Pour le savoir, des scientifiques ont créé... une cellule
cancéreuse!
Et leur travail, mine de rien, est monumental: il y a des décennies
que des chercheurs tentent de comprendre le processus derrière la
"cancérisation" d'une cellule. Le fait d'avoir enfin réussi
à reproduire ce processus en laboratoire constitue un immense pas
vers une meilleure compréhension de ce mal.
Cet "événement-phare", comme le qualifie la revue
Nature en éditorial, on le doit à la génétique.
On sait déjà que le cancer est le résultat d'un ou
de plusieurs gènes qui ont mal tourné. Une équipe de
l'Institut de recherche biomédicale Whitehead, au Massachusetts Institute
of Technology, dirigée par Robert Weinberg, a donc créé
cette tumeur en altérant une cellule "normale": plus précisément,
en
altérant quelques gènes-clefs traditionnellement associés
au développement d'un cancer.
Cet exploit avait déjà été accompli sur des
cellules de souris, mais la difficulté, pour des cellules humaines,
s'est avérée beaucoup plus grande que prévu -sans qu'on
ait entièrement compris pourquoi, même aujourd'hui.
Le parcours a été alambiqué: il a d'abord fallu
introduire dans la cellule saine une portion de la télomérase,
une enzyme dont la fonction serait d'empêcher les chromosomes de se
détériorer -et d'ainsi retarder le vieillissement. La télomérase
a parfois été surnommée "gène de l'immortalité",
parce qu'elle peut obliger une cellule à continuer de se multiplier
indéfiniment -ce qui serait effectivement la garantie de l'immortalité;
mais ce qui est aussi, rien n'est parfait, la définition même
du cancer! En
introduisant ce gène dans la cellule saine, les chercheurs ont donc
créé une cellule cancéreuse.
Mais ce n'était pas tout: il a également fallu y introduire
un deuxième gène, baptisé RAS, dont une protéine,
sous une forme "malade", est présente dans plus d'un cancer
sur quatre. Enfin, il a fallu introduire un gène de virus de singe,
dont on sait depuis les années 50 qu'il a la capacité de neutraliser
deux protéines qui servent de "chasseur" de tumeur.
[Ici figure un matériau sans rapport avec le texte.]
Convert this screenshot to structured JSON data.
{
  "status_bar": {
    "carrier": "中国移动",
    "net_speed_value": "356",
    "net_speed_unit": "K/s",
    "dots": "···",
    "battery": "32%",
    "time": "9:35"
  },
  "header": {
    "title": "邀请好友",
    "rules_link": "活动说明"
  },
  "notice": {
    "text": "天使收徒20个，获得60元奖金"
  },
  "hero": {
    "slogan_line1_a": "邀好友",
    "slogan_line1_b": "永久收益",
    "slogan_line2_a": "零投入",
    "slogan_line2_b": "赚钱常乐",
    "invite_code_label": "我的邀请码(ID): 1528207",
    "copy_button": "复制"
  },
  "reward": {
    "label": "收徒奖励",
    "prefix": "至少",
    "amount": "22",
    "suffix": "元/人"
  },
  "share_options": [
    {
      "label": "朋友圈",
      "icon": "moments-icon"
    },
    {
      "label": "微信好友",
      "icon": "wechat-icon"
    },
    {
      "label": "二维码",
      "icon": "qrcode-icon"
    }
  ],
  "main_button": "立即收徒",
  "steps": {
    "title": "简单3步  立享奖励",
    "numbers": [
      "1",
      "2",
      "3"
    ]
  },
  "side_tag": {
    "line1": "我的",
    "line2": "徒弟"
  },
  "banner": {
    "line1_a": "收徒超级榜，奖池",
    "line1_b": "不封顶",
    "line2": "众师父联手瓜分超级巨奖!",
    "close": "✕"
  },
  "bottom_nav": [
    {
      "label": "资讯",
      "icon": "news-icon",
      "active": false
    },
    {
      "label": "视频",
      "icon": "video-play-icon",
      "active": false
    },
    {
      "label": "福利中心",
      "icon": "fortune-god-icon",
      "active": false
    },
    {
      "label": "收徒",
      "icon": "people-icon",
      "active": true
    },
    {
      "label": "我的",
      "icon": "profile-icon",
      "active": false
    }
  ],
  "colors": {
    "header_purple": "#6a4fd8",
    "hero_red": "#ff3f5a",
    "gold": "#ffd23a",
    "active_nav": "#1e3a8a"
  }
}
En d'autres termes, il a fallu introduire les responsables de la tumeur,
mais il a fallu aussi leur préparer le terrain, et c'est sur ce dernier
obstacle qu'avaient toujours buté, jusqu'ici, les experts.
"Je pense que c'est un pas très important, déclare
à l'Associated Press Moshe Yaniv, de l'Institut Pasteur, en France.
"Mais nous ne devrions pas donner aux gens l'impression que nous sommes
sur le point de guérir le cancer."
Mais la découverte Weinberg ouvre effectivement la porte à
une nouvelle génération de traitements, qui pourraient cibler
les gènes défaillants, épargnant ainsi les effets secondaires
souvent désastreux des traitements en vigueur, dont en tout premier
lieu la chimiothérapie. Qui plus est, cette stratégie pourrait
-en théorie- permettre d'ajuster le traitement en fonction du type
de cancer -étant entendu qu'il n'y a pas qu'UN cancer, et qu'aucun
expert sérieux ne prétendrait qu'il puisse exister un traitement
permettant de guérir tous LES cancers.
"La cellule demeure encore en bonne partie une boîte noire.